Cioccolatini Rossi contro Cieli Grigi

Cominciamo col dire che ieri ho avuto una crisi di quelle portentose, e qui la finiamo.
Non voglio parlare della crisi e dei momenti di depressione e sconforto totali, non voglio soffermarmici più del dovuto, voglio solo buttarmele alle spalle così da poter credere che si sia trattato solo di uno sparuto momento nel percorso della mia corsa alla vita, che non sia importante, ma scolorito e passabile, che non lasci impronte nè nello studio nè nella dieta  e se ne vada a quel paese benedetto.

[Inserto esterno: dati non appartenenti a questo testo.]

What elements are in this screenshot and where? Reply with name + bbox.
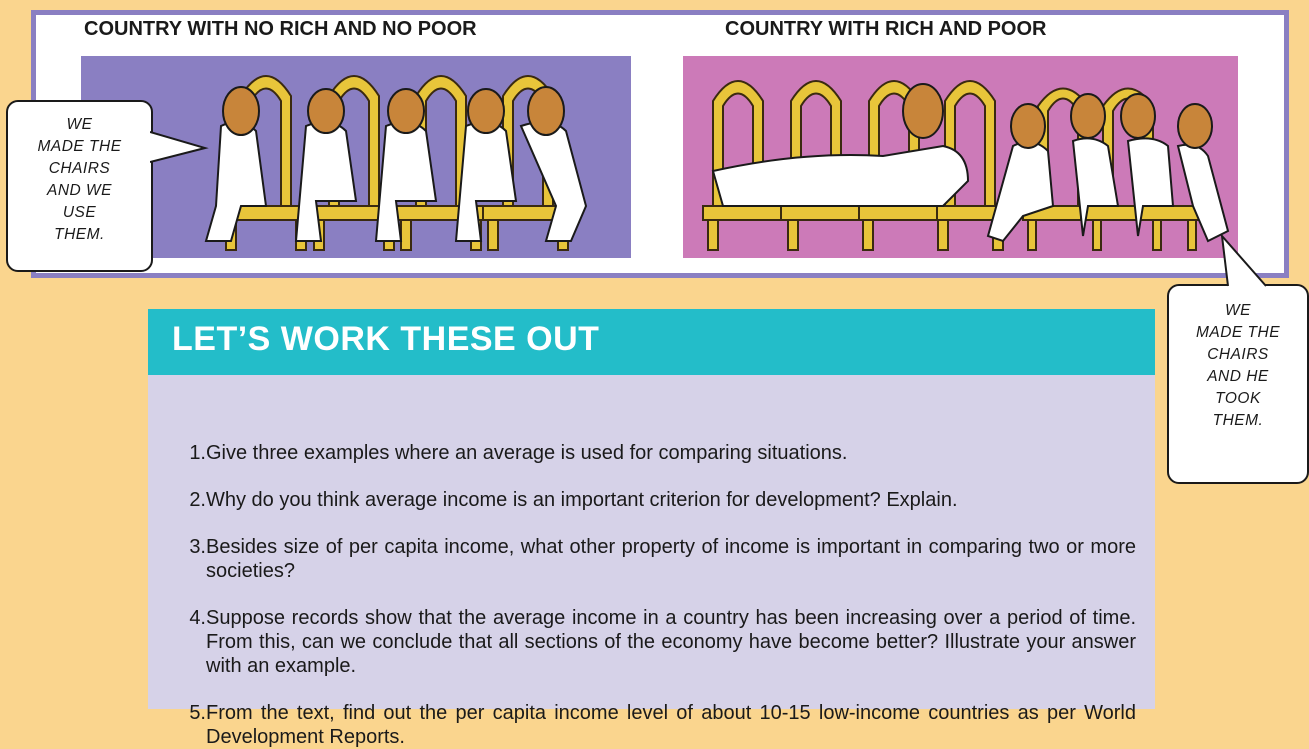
bubble-right-line: AND HE [1207,368,1269,385]
bubble-left-line: THEM. [54,226,105,243]
question-number: 5. [189,702,206,724]
bubble-right-line: CHAIRS [1207,346,1269,363]
question-text: From the text, find out the per capita i… [206,702,1136,748]
speech-bubble-left: WE MADE THE CHAIRS AND WE USE THEM. [6,100,153,272]
speech-bubble-right: WE MADE THE CHAIRS AND HE TOOK THEM. [1167,284,1309,484]
left-caption: COUNTRY WITH NO RICH AND NO POOR [84,18,477,40]
speech-tail-right [1220,234,1267,287]
question-number: 4. [189,607,206,629]
question-number: 1. [189,442,206,464]
question-number: 3. [189,536,206,558]
bubble-left-line: USE [62,204,97,221]
unequal-chairs-drawing [702,80,1230,251]
bubble-left-line: AND WE [47,182,112,199]
question-text: Suppose records show that the average in… [206,607,1136,677]
bubble-right-line: WE [1225,302,1251,319]
bubble-left-line: MADE THE [37,138,122,155]
question-text: Give three examples where an average is … [206,442,848,464]
question-text: Besides size of per capita income, what … [206,536,1136,582]
question-number: 2. [189,489,206,511]
bubble-left-line: WE [66,116,93,133]
unequal-chairs-illustration [683,56,1238,258]
equal-chairs-drawing [204,75,588,251]
question-text: Why do you think average income is an im… [206,489,958,511]
exercise-title: LET’S WORK THESE OUT [172,320,600,358]
right-caption: COUNTRY WITH RICH AND POOR [725,18,1047,40]
speech-tail-left [150,131,209,163]
bubble-right-line: TOOK [1215,390,1261,407]
bubble-left-line: CHAIRS [48,160,111,177]
bubble-right-line: MADE THE [1195,324,1281,341]
exercise-header: LET’S WORK THESE OUT [148,309,1155,375]
exercise-box: 1. Give three examples where an average … [148,330,1155,748]
bubble-right-line: THEM. [1212,412,1264,429]
equal-chairs-illustration [81,56,631,258]
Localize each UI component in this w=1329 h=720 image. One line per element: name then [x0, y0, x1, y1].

Ho una voglia matta e disperata di leggere e scrivere che non ne avete idea, ho voglia di purgarmi con nuove immagini, nettare i miei pensieri e vederli prendere vita nelle mie mani ma quel che DEVO fare è invece studiare studiare studiare etc.
Lo sa il cielo se devo e lo sa l’universo. Quando mi è capitata quella botta di culo immensa che ha spostato l’esame, gliel’ho promesso all’universo che stavolta non avrei fallito. E invece mi sa che sto fallendo. Siccome OGGI sono ancora in tempo, OGGI non devo fallire. Se si incazza l’Universo sono tormenti.

Quindi smetto di leggere di vite e pensieri altrui nei blog e di scrivere nel mio e me ne vado a studiare punto. Avrei bisogno di qualcuno che mi dicesse “Vai, Calipso, sei in gamba ce la puoi fare, auto-flagellarti non serve a nulla”, ma mia madre neanche ci pensa a dirmi una cosa del genere, ho provato a buttar lì il discorso ma si è girata dall’altra parte. Quindi cercherò di dirmelo da sola, il che è un po’ patetico ma i rimedi estremi non sempre sono un male, no?

E poi c’è una nota positiva, che stride in questa giornata, come un cioccolatino a forma di cuore in un involucro rosso sangue contro il grigiore saturo di lacrime (o di pioggia che è lo stesso), del cielo di questo 14 febbraio: Odisseo che mi chiama alle 8 di mattina per raccontarmi il gesto di affetto che ha avuto in mio onore il giorno degli innamorati. Una cosa del genere – anche se non è il mio ragazzo, anche se non ci siamo ancora visti, anche se tutti gli altri “anche” del mondo – quanti ciccolatini rossi vale? Bastevoli a far diventare rosso cuore quel cielo grigio pioggia?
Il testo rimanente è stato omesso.